The insured in this case was unable to return to work due to serious injuries sustained in an automobile accident.  He also pleaded various forms of emotional distress, which apparently had a physical manifestation, as a result of the insurer’s handling of the claim and underlying UIM arbitration.  The insurer eventually paid the policy benefits for underinsured motorist and income loss coverage, but the insured filed suit on several counts, including bad faith for the way the claim was handled.  The insurer moved for dismissal.
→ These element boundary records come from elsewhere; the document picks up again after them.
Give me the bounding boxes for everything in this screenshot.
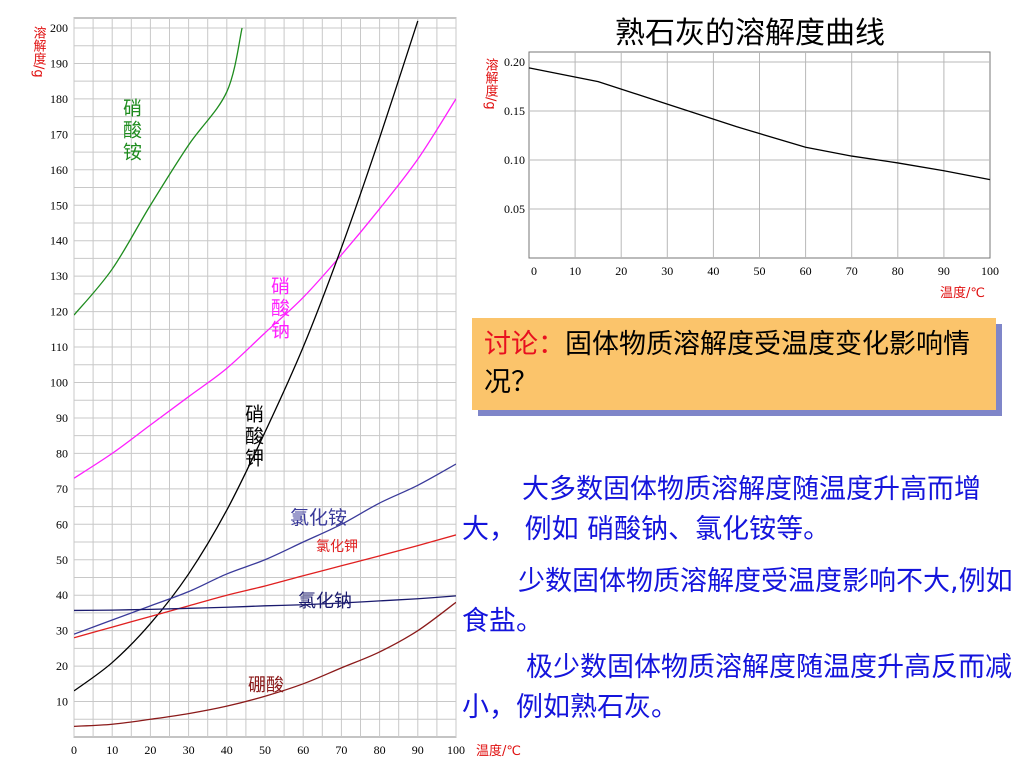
lime-y-tick-label: 0.10: [504, 153, 525, 167]
series-line-1: [74, 98, 456, 479]
main-y-tick-label: 20: [56, 659, 68, 673]
lime-x-tick-label: 10: [569, 264, 581, 278]
main-x-tick-label: 10: [106, 743, 118, 757]
main-x-tick-label: 80: [374, 743, 386, 757]
lime-chart-grid: [528, 51, 991, 259]
lime-y-tick-label: 0.15: [504, 104, 525, 118]
paragraph-increase: 大多数固体物质溶解度随温度升高而增大， 例如 硝酸钠、氯化铵等。: [462, 474, 981, 545]
main-y-tick-label: 50: [56, 553, 68, 567]
main-x-tick-label: 0: [71, 743, 77, 757]
main-chart-grid: [73, 17, 457, 738]
main-y-tick-label: 160: [50, 163, 68, 177]
series-line-0: [74, 27, 243, 316]
lime-y-tick-label: 0.05: [504, 202, 525, 216]
main-x-tick-label: 90: [412, 743, 424, 757]
main-y-tick-label: 70: [56, 482, 68, 496]
main-y-tick-label: 100: [50, 376, 68, 390]
main-y-axis-label: 溶解度/g: [31, 26, 47, 78]
discussion-text: 固体物质溶解度受温度变化影响情况？: [484, 329, 970, 398]
lime-x-tick-label: 100: [981, 264, 999, 278]
main-y-tick-label: 130: [50, 269, 68, 283]
series-label-2: 硝酸钾: [242, 404, 264, 470]
lime-x-tick-label: 60: [800, 264, 812, 278]
main-x-tick-label: 100: [447, 743, 465, 757]
main-x-tick-label: 50: [259, 743, 271, 757]
series-line-2: [74, 20, 419, 692]
main-y-tick-label: 10: [56, 695, 68, 709]
series-label-0: 硝酸铵: [120, 98, 142, 164]
paragraph-decrease: 极少数固体物质溶解度随温度升高反而减小，例如熟石灰。: [462, 652, 1012, 723]
main-y-tick-label: 40: [56, 588, 68, 602]
series-label-4: 氯化钾: [316, 539, 358, 555]
main-y-tick-label: 120: [50, 305, 68, 319]
lime-chart-series: [528, 67, 991, 181]
series-label-6: 硼酸: [248, 675, 284, 696]
main-y-tick-label: 30: [56, 624, 68, 638]
lime-x-tick-label: 40: [707, 264, 719, 278]
main-y-tick-label: 200: [50, 21, 68, 35]
main-y-tick-label: 80: [56, 446, 68, 460]
series-label-5: 氯化钠: [298, 591, 352, 612]
main-x-axis-label: 温度/℃: [476, 743, 521, 759]
main-y-tick-label: 60: [56, 517, 68, 531]
lime-x-tick-label: 90: [938, 264, 950, 278]
main-x-tick-label: 20: [144, 743, 156, 757]
main-x-tick-label: 60: [297, 743, 309, 757]
lime-chart-ticks: 0 10 20 30 40 50 60 70 80 90 100 0.05 0.10 0.15 0.20 溶解…: [483, 55, 1000, 301]
main-y-tick-label: 150: [50, 198, 68, 212]
series-line-6: [74, 601, 456, 728]
series-label-1: 硝酸钠: [268, 276, 290, 342]
lime-x-tick-label: 20: [615, 264, 627, 278]
main-y-tick-label: 110: [50, 340, 68, 354]
lime-y-tick-label: 0.20: [504, 55, 525, 69]
main-x-tick-label: 30: [183, 743, 195, 757]
main-x-tick-label: 40: [221, 743, 233, 757]
series-line-4: [74, 534, 456, 639]
lime-x-tick-label: 0: [531, 264, 537, 278]
paragraph-little-effect: 少数固体物质溶解度受温度影响不大,例如食盐。: [462, 566, 1013, 637]
discussion-box: 讨论：固体物质溶解度受温度变化影响情况？: [472, 318, 996, 410]
main-y-tick-label: 140: [50, 234, 68, 248]
lime-x-axis-label: 温度/℃: [940, 285, 985, 301]
lime-x-tick-label: 30: [661, 264, 673, 278]
main-y-tick-label: 190: [50, 56, 68, 70]
lime-x-tick-label: 70: [846, 264, 858, 278]
lime-x-tick-label: 50: [754, 264, 766, 278]
discussion-label: 讨论：: [484, 329, 565, 360]
lime-x-tick-label: 80: [892, 264, 904, 278]
main-chart-series: [74, 20, 456, 728]
main-x-tick-label: 70: [335, 743, 347, 757]
lime-chart-title: 熟石灰的溶解度曲线: [615, 16, 885, 51]
lime-y-axis-label: 溶解度/g: [483, 58, 499, 110]
main-y-tick-label: 180: [50, 92, 68, 106]
main-y-tick-label: 90: [56, 411, 68, 425]
series-line-5: [74, 595, 456, 612]
series-label-3: 氯化铵: [290, 507, 347, 529]
main-chart-ticks: 0 10 20 30 40 50 60 70 80 90 100 10 20 30 40 50 60 70 80 90…: [50, 21, 465, 757]
main-y-tick-label: 170: [50, 127, 68, 141]
lime-series-line: [528, 67, 991, 181]
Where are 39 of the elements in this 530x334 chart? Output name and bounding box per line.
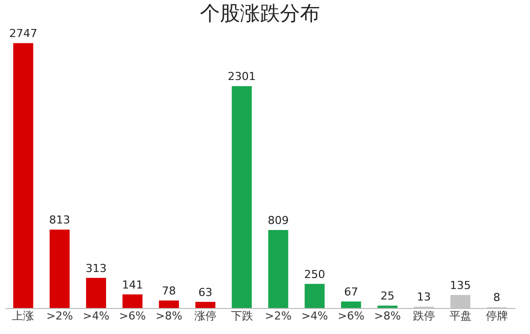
bar [304, 284, 325, 308]
data-label: 2301 [228, 70, 256, 84]
data-label: 63 [198, 286, 212, 299]
data-label: 8 [493, 291, 500, 304]
x-tick-label: 涨停 [194, 310, 216, 322]
data-label: 2747 [9, 27, 38, 40]
x-tick-label: >4% [82, 310, 110, 322]
x-tick-label: >8% [374, 310, 401, 322]
data-label: 135 [450, 278, 471, 292]
data-label: 13 [416, 290, 431, 304]
x-tick-label: 上涨 [12, 310, 34, 322]
x-tick-label: >6% [338, 310, 364, 322]
bar [50, 230, 70, 308]
x-tick-label: >4% [301, 310, 328, 322]
bar [122, 294, 142, 308]
data-label: 313 [86, 262, 107, 275]
bar [86, 278, 106, 308]
data-label: 141 [122, 278, 143, 292]
x-tick-label: 停牌 [486, 310, 508, 322]
data-label: 25 [380, 290, 394, 303]
x-tick-label: 下跌 [230, 310, 253, 322]
data-label: 809 [268, 214, 289, 227]
chart-title: 个股涨跌分布 [200, 1, 320, 26]
x-tick-label: >2% [264, 310, 292, 322]
x-tick-label: >6% [119, 310, 146, 322]
bar [158, 300, 179, 308]
bar [341, 302, 362, 308]
bar [13, 43, 34, 308]
x-tick-label: 平盘 [449, 310, 472, 322]
data-label: 78 [162, 284, 176, 298]
bar [268, 230, 288, 308]
bar [232, 86, 252, 308]
x-tick-label: >2% [46, 310, 73, 322]
data-label: 67 [344, 286, 358, 299]
data-label: 813 [49, 214, 70, 227]
x-tick-label: >8% [156, 310, 182, 322]
x-tick-label: 跌停 [412, 310, 435, 322]
data-label: 250 [304, 268, 326, 281]
bar [195, 302, 216, 308]
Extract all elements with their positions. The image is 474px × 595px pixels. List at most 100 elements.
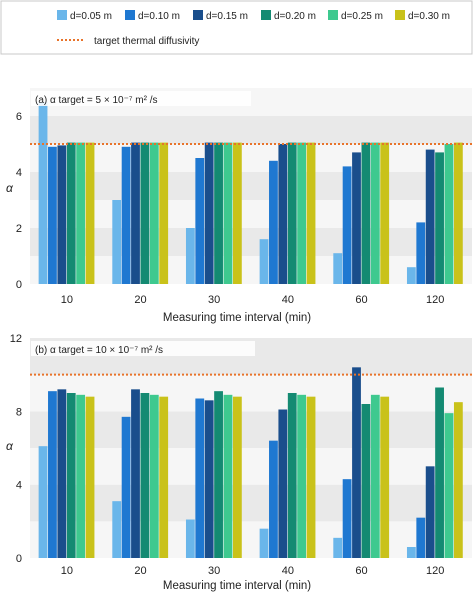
panel-b-bar-60-s3: [361, 404, 371, 558]
panel-a-bar-20-s3: [140, 142, 150, 284]
panel-a-bar-30-s5: [232, 142, 242, 284]
panel-b-bar-60-s5: [380, 396, 390, 558]
panel-a-bar-60-s1: [342, 166, 352, 284]
panel-a-bar-120-s4: [444, 144, 454, 284]
panel-b-bar-20-s3: [140, 393, 150, 558]
legend-label-0: d=0.05 m: [70, 11, 112, 22]
panel-a-bar-60-s2: [352, 152, 361, 284]
panel-a-band: [30, 228, 472, 256]
panel-a-y-tick: 6: [16, 111, 22, 123]
legend-target-label: target thermal diffusivity: [94, 36, 199, 47]
panel-a-band: [30, 116, 472, 144]
legend-swatch-0: [57, 10, 67, 20]
panel-b-bar-10-s1: [48, 391, 57, 558]
panel-a-bar-30-s0: [185, 228, 195, 284]
legend: d=0.05 m d=0.10 m d=0.15 m d=0.20 m d=0.25 m…: [0, 0, 473, 55]
panel-b-x-tick: 10: [61, 565, 73, 577]
panel-a-bar-120-s3: [435, 152, 444, 284]
panel-b-bar-10-s3: [66, 393, 76, 558]
panel-a-y-tick: 0: [16, 279, 22, 291]
panel-a-label-bg: [31, 91, 251, 106]
panel-b-bar-60-s2: [352, 367, 361, 558]
panel-b-bands: [30, 338, 472, 558]
panel-a-bar-120-s0: [406, 267, 416, 284]
panel-a-bar-30-s2: [204, 142, 214, 284]
panel-a: 0 2 4 6 10 20 30 40 60 120 (a) α target = 5 × 10…: [6, 88, 472, 324]
panel-a-bar-30-s4: [223, 142, 233, 284]
panel-a-bar-120-s1: [416, 222, 426, 284]
panel-a-bar-40-s3: [287, 142, 297, 284]
panel-a-x-tick: 30: [208, 294, 220, 306]
panel-b-bar-10-s2: [57, 389, 67, 558]
panel-a-bar-40-s4: [297, 142, 307, 284]
panel-b-x-tick: 120: [426, 565, 444, 577]
panel-b-y-tick: 8: [16, 406, 22, 418]
panel-a-x-label: Measuring time interval (min): [163, 312, 311, 324]
panel-b-bar-40-s4: [297, 394, 307, 558]
legend-label-1: d=0.10 m: [138, 11, 180, 22]
legend-label-5: d=0.30 m: [408, 11, 450, 22]
panel-a-bar-20-s4: [149, 142, 159, 284]
panel-a-bar-10-s3: [66, 142, 76, 284]
panel-a-bar-40-s2: [278, 144, 288, 284]
panel-a-title: (a) α target = 5 × 10⁻⁷ m² /s: [35, 95, 158, 106]
panel-a-bar-30-s1: [195, 158, 205, 284]
legend-swatch-4: [328, 10, 338, 20]
panel-a-bar-20-s1: [121, 146, 131, 284]
panel-b-y-tick: 12: [10, 333, 22, 345]
panel-b-y-ticks: 0 4 8 12: [10, 333, 22, 565]
legend-frame: [0, 0, 473, 55]
panel-a-bar-40-s5: [306, 142, 316, 284]
panel-b-bar-40-s5: [306, 396, 316, 558]
panel-b-bar-120-s4: [444, 413, 454, 558]
panel-a-band: [30, 172, 472, 200]
panel-b-bar-30-s1: [195, 398, 205, 558]
legend-label-2: d=0.15 m: [206, 11, 248, 22]
panel-b-bar-120-s1: [416, 517, 426, 558]
panel-b-y-label: α: [6, 439, 14, 453]
panel-a-x-ticks: 10 20 30 40 60 120: [61, 294, 445, 306]
panel-a-bar-120-s2: [425, 149, 435, 284]
panel-a-bar-10-s5: [85, 142, 95, 284]
panel-b-band: [30, 374, 472, 412]
panel-b-bar-120-s2: [425, 466, 435, 558]
panel-b-band: [30, 411, 472, 448]
panel-b-bar-120-s3: [435, 387, 444, 558]
panel-b-bar-60-s1: [342, 479, 352, 558]
panel-a-y-tick: 2: [16, 223, 22, 235]
legend-swatch-5: [395, 10, 405, 20]
legend-label-4: d=0.25 m: [341, 11, 383, 22]
panel-a-y-ticks: 0 2 4 6: [16, 111, 22, 291]
panel-b-bar-20-s4: [149, 394, 159, 558]
legend-swatch-3: [261, 10, 271, 20]
panel-b-y-tick: 4: [16, 480, 22, 492]
panel-a-x-tick: 60: [355, 294, 367, 306]
panel-b-bars: [38, 367, 463, 558]
panel-a-x-tick: 10: [61, 294, 73, 306]
panel-a-bar-40-s1: [269, 160, 278, 284]
panel-b-bar-60-s4: [370, 394, 380, 558]
legend-label-3: d=0.20 m: [274, 11, 316, 22]
panel-b-bar-20-s2: [131, 389, 140, 558]
panel-b-bar-20-s1: [121, 416, 131, 558]
panel-a-bar-10-s1: [48, 146, 57, 284]
panel-b-x-ticks: 10 20 30 40 60 120: [61, 565, 445, 577]
panel-b-bar-20-s0: [112, 501, 122, 558]
panel-b-x-label: Measuring time interval (min): [163, 580, 311, 592]
panel-b-bar-30-s4: [223, 394, 233, 558]
panel-b-band: [30, 448, 472, 485]
panel-a-bar-10-s4: [76, 142, 86, 284]
panel-b-label-bg: [31, 341, 255, 356]
panel-b-x-tick: 40: [282, 565, 294, 577]
panel-a-band: [30, 256, 472, 284]
panel-a-y-tick: 4: [16, 167, 22, 179]
panel-b-y-tick: 0: [16, 553, 22, 565]
panel-a-bar-20-s0: [112, 200, 122, 284]
panel-a-bar-60-s5: [380, 142, 390, 284]
panel-a-x-tick: 120: [426, 294, 444, 306]
panel-a-x-tick: 40: [282, 294, 294, 306]
panel-b-x-tick: 30: [208, 565, 220, 577]
panel-a-bar-10-s2: [57, 145, 67, 284]
panel-a-bar-60-s4: [370, 142, 380, 284]
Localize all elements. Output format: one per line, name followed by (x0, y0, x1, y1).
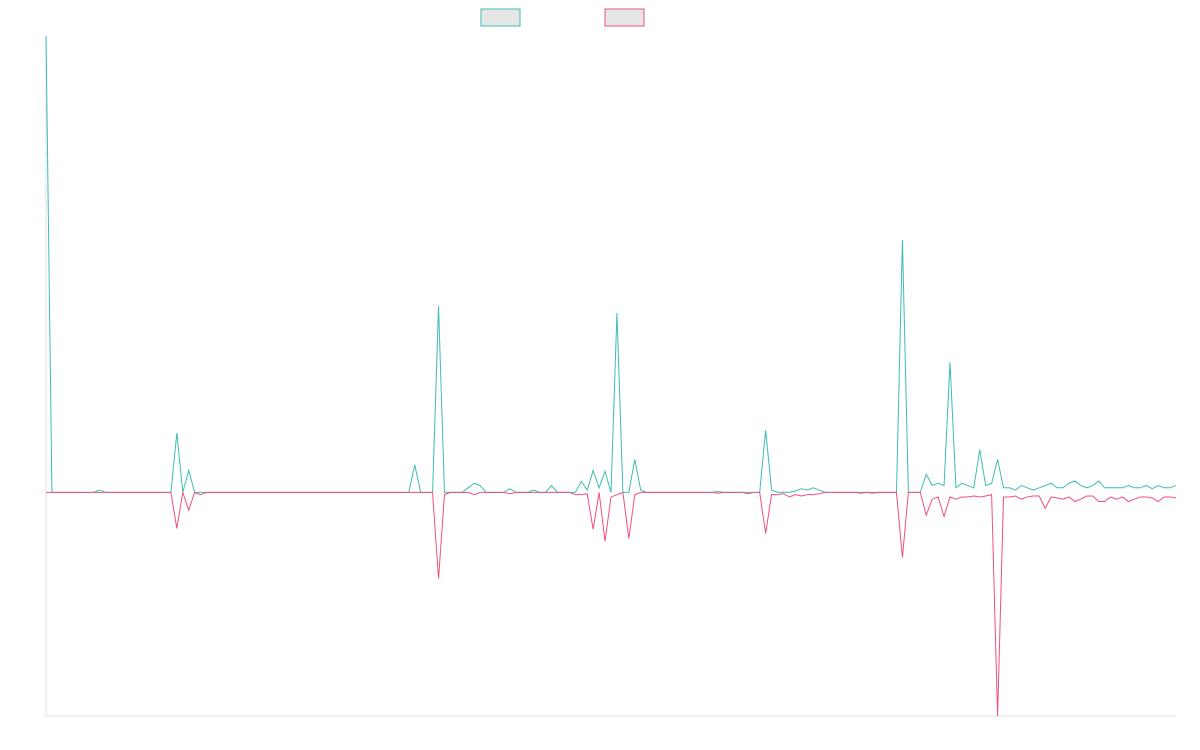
series-line (46, 491, 1177, 717)
legend-swatch (480, 8, 521, 27)
legend-swatch (604, 8, 645, 27)
series-line (45, 35, 1177, 493)
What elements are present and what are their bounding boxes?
The court dismissed the emotional distress allegations as asserted under the statutory bad faith claim because these types of damages for emotional distress are not covered by the statute, citing two state cases for that principle.  However, the Court added, without similar citation to authority, that such emotional distress claims “are instead covered by the punitive damages.” It is not wholly clear from the opinion whether this is so because emotional distress damages can go into the total compensatory damages under a breach of contract theory (see below), which increases the base number from which punitive damages can be multiplied; and/or whether this form of harm can be considered the kind of physical harm to be weighed in the U.S. Supreme Court’s punitive damage factors.
The court also dismissed the request for “other compensatory and/or consequential damages” under the bad faith claim because the statute does not provide for such damages.  The court did note, however, that this dismissal would have no practical effect because committing a common law bad faith breach of the contractual duty of good faith can still result in an award of compensatory damages, as was done in the Birth Center case.
The court denied dismissal of the statutory bad faith count because it found that the claim rested on more than thirty allegations which, if taken as true as required under a Rule 12(b)(6) motion, would constitute bad faith.  The allegations include failure to conduct a timely and thorough investigation, failure to evaluate the insured’s claim fairly, and failure to promptly evaluate and pay the claim.  There was also alleged bad faith in refusing to settle and in the conduct of the underlying UIM arbitration.
As to the breach of the contractual duty of good faith, the court determined that a breach of contract claim could continue even though the insurer had paid all policy benefits due.  The insured is not seeking policy benefits but, rather, is seeking compensation for emotional distress caused by non-payment or delayed payment, and the manner in which that occurred.  Quoting Pennsylvania’s Supreme Court, the federal court observed that “Emotional distress damages may be recoverable on a contract where . . . the breach is of such a kind that serious emotional disturbance was a particularly likely result.” The insurer allegedly was aware of the insured’s physical and financial condition and thus could reasonably foresee such emotional distress so the court could not dismiss the claim.
Date of Decision:  January 15, 2009
Amitia v. Nationwide Mut. Ins. Co., No. 3:08cv335, 2009 U.S. Dist. LEXIS 2840 (M.D. Pa. Jan. 15, 2009)(Munley, J.)